Joe Dunbar answers reader question on the waste calculation while determining the food cost percentage
I hope my mail finds you well.
I would like to know how to take into consideration the waste calculation while determining the food cost %.
Food Cost% =(opening inventory+purchases-ending inventory-staff meals-entertainment)/sales
So where is the place where we can add the calculation of wastage in the above formula?
Thanks for the question, Elie. This is a popular issue with many food cost controllers.
In your operation, the purchased food should be consumed by guests when they order a menu item.
If the actual ingredient used to create a menu item requires fabrication, it is possible to experience a much lower yield than you expect. You may also purchase too much of a perishable item and suffer a loss due to spoilage. Finally, you may produce too much of a batch recipe used in a menu item which is not part of the base menu.
All of the food purchased, whether consumed by guests, lost in fabrication and poor yields, or lost due to over production or spoilage, is included in the “purchases” component of the formula.
The goal of the food cost control team is to explain to management the causes of food cost success and failure in the period of the report (week, month, quarter or year).
If you use standard recipes and standard yields, your variance reports will highlight the difference between actual usage and ideal usage. Focus on the high volume items when you analyze variances.

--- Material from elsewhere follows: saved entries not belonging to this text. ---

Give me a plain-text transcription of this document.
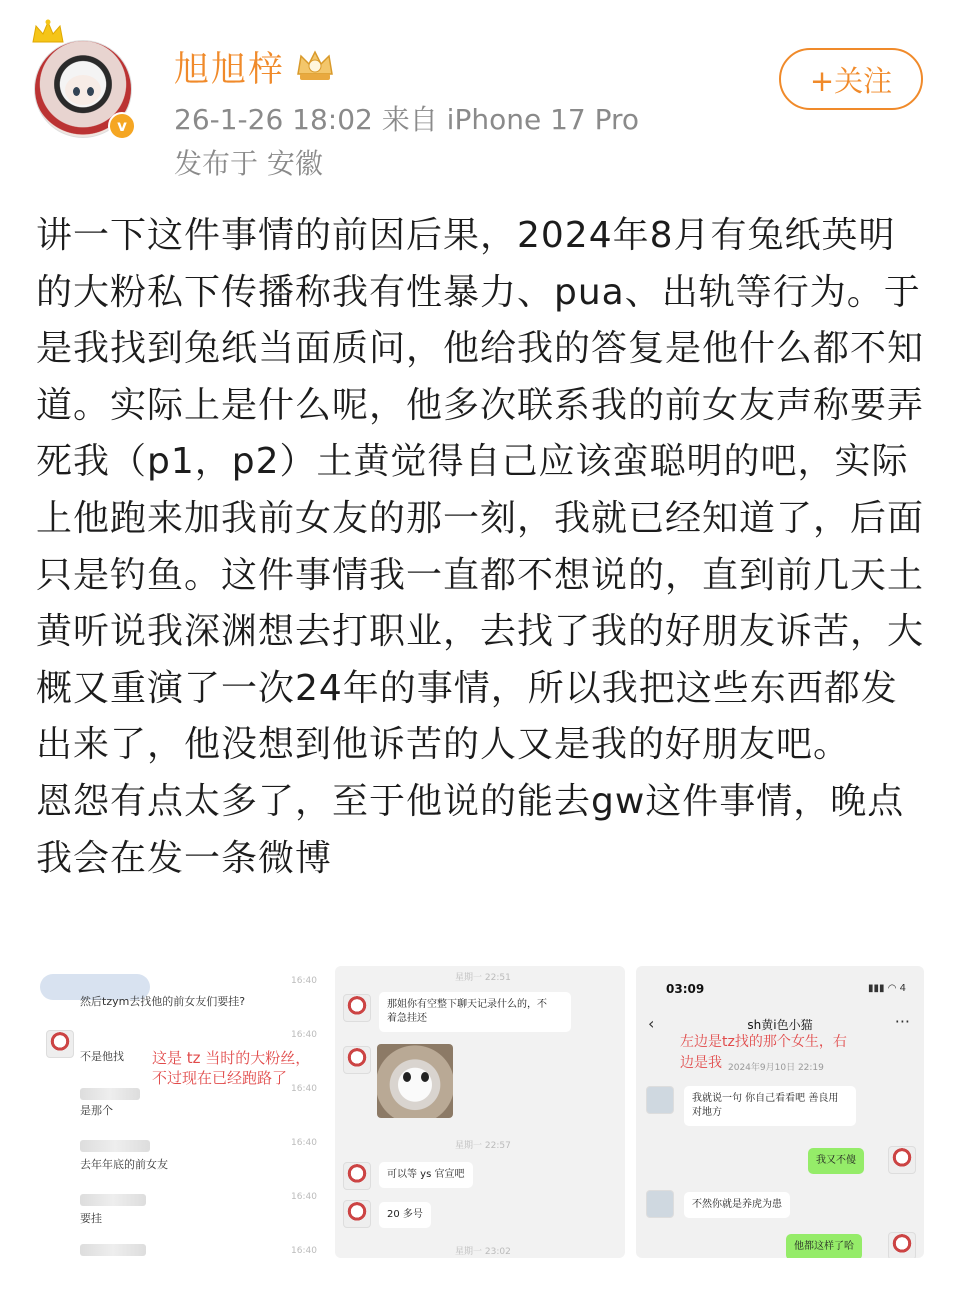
v
旭旭梓
26-1-26 18:02 来自 iPhone 17 Pro
发布于 安徽
+关注

讲一下这件事情的前因后果，2024年8月有兔纸英明的大粉私下传播称我有性暴力、pua、出轨等行为。于是我找到兔纸当面质问，他给我的答复是他什么都不知道。实际上是什么呢，他多次联系我的前女友声称要弄死我（p1，p2）土黄觉得自己应该蛮聪明的吧，实际上他跑来加我前女友的那一刻，我就已经知道了，后面只是钓鱼。这件事情我一直都不想说的，直到前几天土黄听说我深渊想去打职业，去找了我的好朋友诉苦，大概又重演了一次24年的事情，所以我把这些东西都发出来了，他没想到他诉苦的人又是我的好朋友吧。

恩怨有点太多了，至于他说的能去gw这件事情，晚点我会在发一条微博

然后tzym去找他的前女友们要挂?
16:40
16:40
不是他找 这是 tz 当时的大粉丝，
不过现在已经跑路了
16:40
是那个
16:40
去年年底的前女友
16:40
要挂
16:40
星期一 22:51
那姐你有空整下聊天记录什么的，不
着急挂还
星期一 22:57
可以等 ys 官宣吧
20 多号
星期一 23:02
03:09	▮▮▮ ◠ 4
‹	sh黄i色小猫	···
左边是tz找的那个女生，右
边是我 2024年9月10日 22:19
我就说一句 你自己看看吧 善良用
对地方
我又不傻
不然你就是养虎为患
他都这样了哈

In order to have the right information available, you should keep records for the ways each key item is used. Purchases, butcher yield sheets, portion control records, and spoilage sheets are the building blocks for your variance analysis report.
In 2015, the high cost per pound or kilo for protein and fresh fruits and vegetables is a main driver of high food costs. Only menu price increases can help with the higher purchase costs.
By developing a solid usage analysis for all key items, you will gain an advantage. Over time, you will see trends in waste and spoilage. If the management team communicates effectively, waste and spoilage will decline over time.